Esta batalla tuvo lugar al otro lado de la frontera, en la vertiente sur de Sierra Morena, donde esperaba un también multitudinario ejército almohade, pero el camino que tuvo que seguir el ejército cristiano desde la ciudad de Toledo, que fue de donde partió, hasta el escenario de la batalla, tuvo como recorrido un buen tramo de La Mancha fronteriza y las inmediaciones del entorno de las Tablas de Daimiel y Villarrubia antes de atravesar Sierra Morena. Fue el famoso “Camino de las Navas de Tolosa”, trayecto que no tuvo más facilidades que la batalla en sí misma, pues las fuerzas cristianas se vieron en la necesidad de ir conquistando castillo por castillo, fortaleza por fortaleza y aldea por aldea, que, en manos de los almohades, iban encontrando a su paso ofreciéndoles una brutal resistencia.

Así, en las proximidades de las Tablas de Daimiel y Villarrubia se produjo la toma y conquista violenta tanto de Malagón como de Calatrava La Vieja, y, ya más adelante y más distantes, antes de comenzar a atravesar Sierra Morena, la de castillos como los de Piedrabuena, Benavente, Caracuel y Alarcos, entre otros.

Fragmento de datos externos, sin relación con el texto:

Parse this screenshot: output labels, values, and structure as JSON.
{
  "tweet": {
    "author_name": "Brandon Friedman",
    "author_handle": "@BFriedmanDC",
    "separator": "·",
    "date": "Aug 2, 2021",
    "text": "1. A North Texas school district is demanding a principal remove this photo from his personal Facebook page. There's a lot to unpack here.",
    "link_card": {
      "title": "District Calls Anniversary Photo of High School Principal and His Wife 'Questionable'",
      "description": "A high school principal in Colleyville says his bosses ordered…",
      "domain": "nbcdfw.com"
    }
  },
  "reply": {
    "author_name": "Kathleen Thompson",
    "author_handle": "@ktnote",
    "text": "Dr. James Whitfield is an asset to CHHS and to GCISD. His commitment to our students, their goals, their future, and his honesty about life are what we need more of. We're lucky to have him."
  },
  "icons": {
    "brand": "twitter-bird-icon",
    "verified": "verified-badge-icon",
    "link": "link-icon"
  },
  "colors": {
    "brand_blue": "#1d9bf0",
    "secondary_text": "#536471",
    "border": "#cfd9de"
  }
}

Bajo la sombra de la Cruz de Calatrava y de San Juan y el brillo de la Corona Castellana

Una vez reconquistado definitivamente todo este territorio, serán las Órdenes Militares las encargadas de proteger y organizar el poblamiento en él asentado, así como de articular y ejecutar su explotación económica, para lo cual dividen sus territorios en encomiendas, que se corresponden a los principales núcleos de población. Las Órdenes Militares que interactuarán aquí serán las de Calatrava y la de San Juan, y algo más alejada, encargándose de la zona del Campo de Montiel, la de Santiago.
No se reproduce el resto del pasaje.